Managing data security and privacy is becoming an increasingly larger part of a company’s risk portfolio, especially as it relates to transactions with third parties. These third-party transactions may include the outsourcing of technology services, hosted data, or software as a service (“Saas”), and as an example, consumer information privacy is an area garnering a lot of attention. From data breach notice reporting to class action lawsuits, companies who handle the non-public personal information of individuals have possession of high-risk information, and entities regulated by HIPPA and the Gramm Leach Bliley Act need to ensure they are compliant with the statutory requirements. One way to mitigate this risk is through diligence in contract/negotiation phase.

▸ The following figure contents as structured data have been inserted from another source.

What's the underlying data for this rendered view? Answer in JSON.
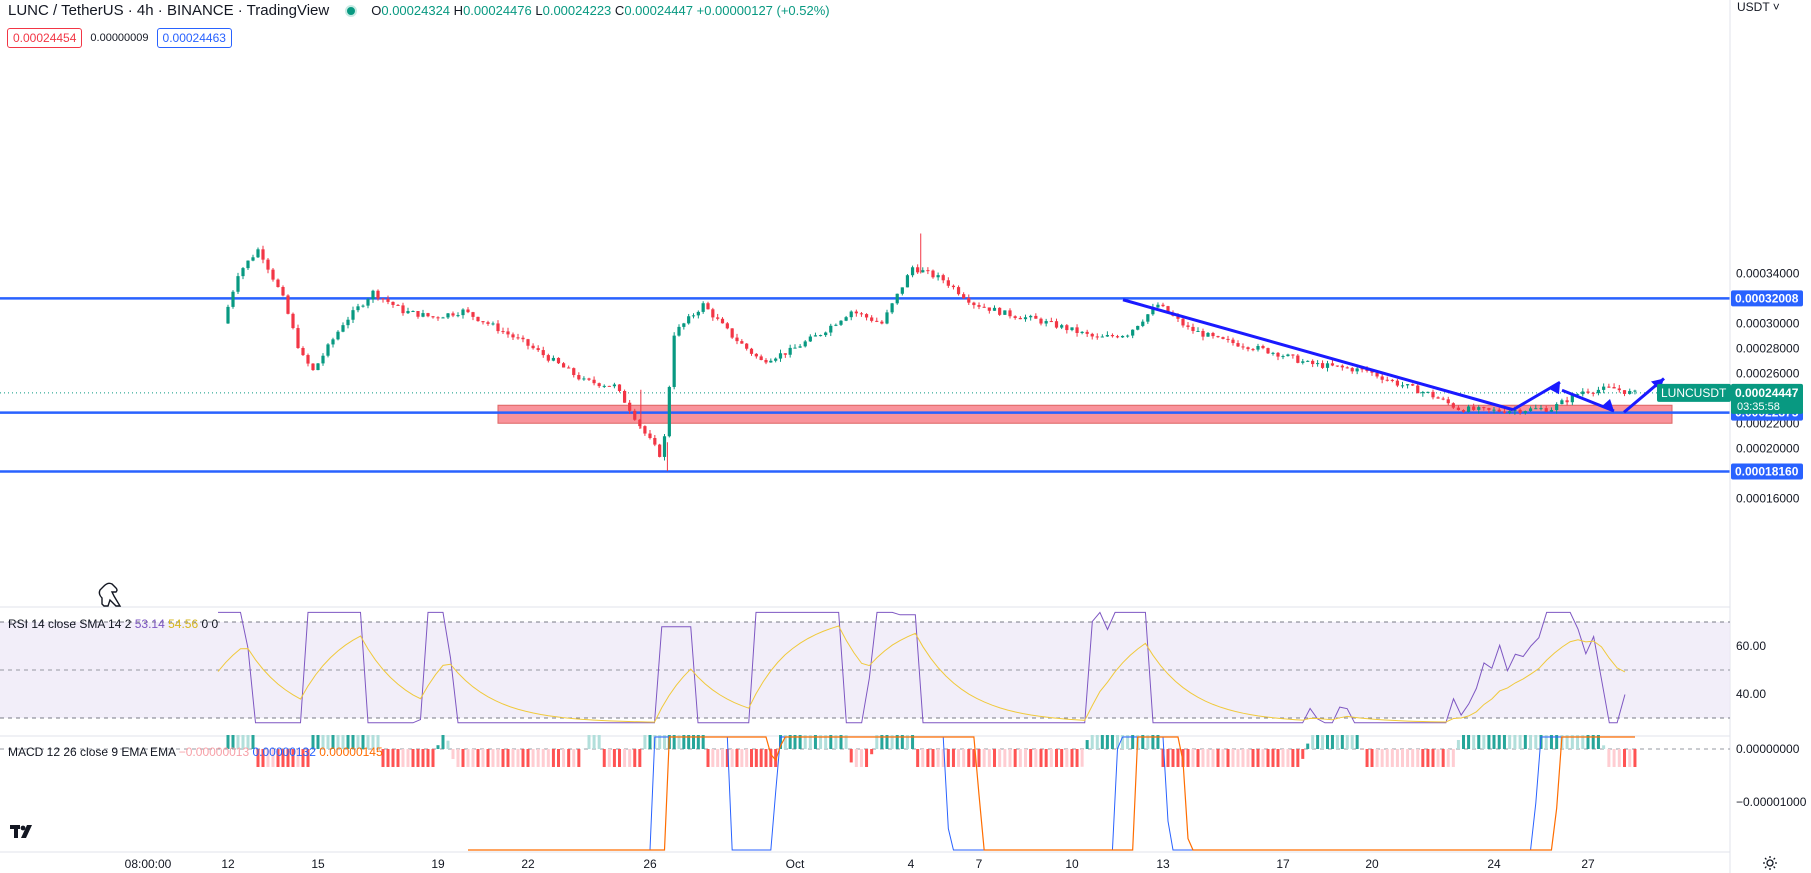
{
  "header": {
    "symbol": "LUNC / TetherUS · 4h · BINANCE · TradingView",
    "o_label": "O",
    "o_value": "0.00024324",
    "h_label": "H",
    "h_value": "0.00024476",
    "l_label": "L",
    "l_value": "0.00024223",
    "c_label": "C",
    "c_value": "0.00024447",
    "change": "+0.00000127 (+0.52%)"
  },
  "quote": {
    "sell": "0.00024454",
    "spread": "0.00000009",
    "buy": "0.00024463"
  },
  "currency_label": "USDT",
  "colors": {
    "up": "#089981",
    "down": "#f23645",
    "level": "#2962ff",
    "drawing": "#1a1aff",
    "zone": "#f7707a",
    "rsi": "#7e57c2",
    "rsi_sma": "#f0c93c",
    "macd": "#2962ff",
    "signal": "#ff6d00"
  },
  "chart_data": [
    {
      "type": "candlestick",
      "title": "LUNC / TetherUS",
      "timeframe": "4h",
      "x_ticks": [
        "08:00:00",
        "12",
        "15",
        "19",
        "22",
        "26",
        "Oct",
        "4",
        "7",
        "10",
        "13",
        "17",
        "20",
        "24",
        "27"
      ],
      "y_ticks": [
        "0.00034000",
        "0.00030000",
        "0.00028000",
        "0.00026000",
        "0.00022000",
        "0.00020000",
        "0.00016000"
      ],
      "ylim": [
        0.000145,
        0.000365
      ],
      "last_price": "0.00024447",
      "last_price_symbol": "LUNCUSDT",
      "countdown": "03:35:58",
      "horizontal_levels": [
        "0.00032008",
        "0.00022875",
        "0.00018160"
      ],
      "support_zone": [
        0.000225,
        0.000233
      ],
      "trend_line": [
        [
          "10",
          0.000319
        ],
        [
          "24",
          0.000231
        ]
      ],
      "projection_arrows": true
    },
    {
      "type": "line",
      "title": "RSI",
      "legend": "RSI 14 close SMA 14 2",
      "values_display": {
        "rsi": "53.14",
        "sma": "54.56",
        "a": "0",
        "b": "0"
      },
      "y_ticks": [
        "60.00",
        "40.00"
      ],
      "bands": [
        30,
        70
      ],
      "ylim": [
        25,
        75
      ],
      "series": [
        {
          "name": "RSI"
        },
        {
          "name": "SMA"
        }
      ]
    },
    {
      "type": "bar",
      "title": "MACD",
      "legend": "MACD 12 26 close 9 EMA EMA",
      "values_display": {
        "hist": "−0.00000013",
        "macd": "0.00000132",
        "signal": "0.00000145"
      },
      "y_ticks": [
        "0.00000000",
        "−0.00001000"
      ],
      "series": [
        {
          "name": "Histogram"
        },
        {
          "name": "MACD"
        },
        {
          "name": "Signal"
        }
      ]
    }
  ]
}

When negotiating with a third party provider (where sensitive information may be involved), the entity should ensure that one or more of the following provisions are present in the contract:
- a provision stating that the vendor shall not disclose any personally identifiable information of the entity’s customers without written consent
- a provision stating that the vendor shall comply with all applicable regulations and laws concerning the type of data that may be transferred
- a duty to provide notice to the entity in the event any suspected breach of security has taken place which may affect the entity’s data
- in the event data is disclosed (with the appropriate permission), require that the receiving party agree in writing to be bound by terms at least as stringent as the terms in the constituent agreement
Depending on the industry, the type of data, and the underlying transaction involved, third-party agreements should contain provisions about data security and privacy. For any agreement that may involve the sensitive data of a regulated entity, the entity should seek the advice of attorneys who have experience negotiating these types of agreements.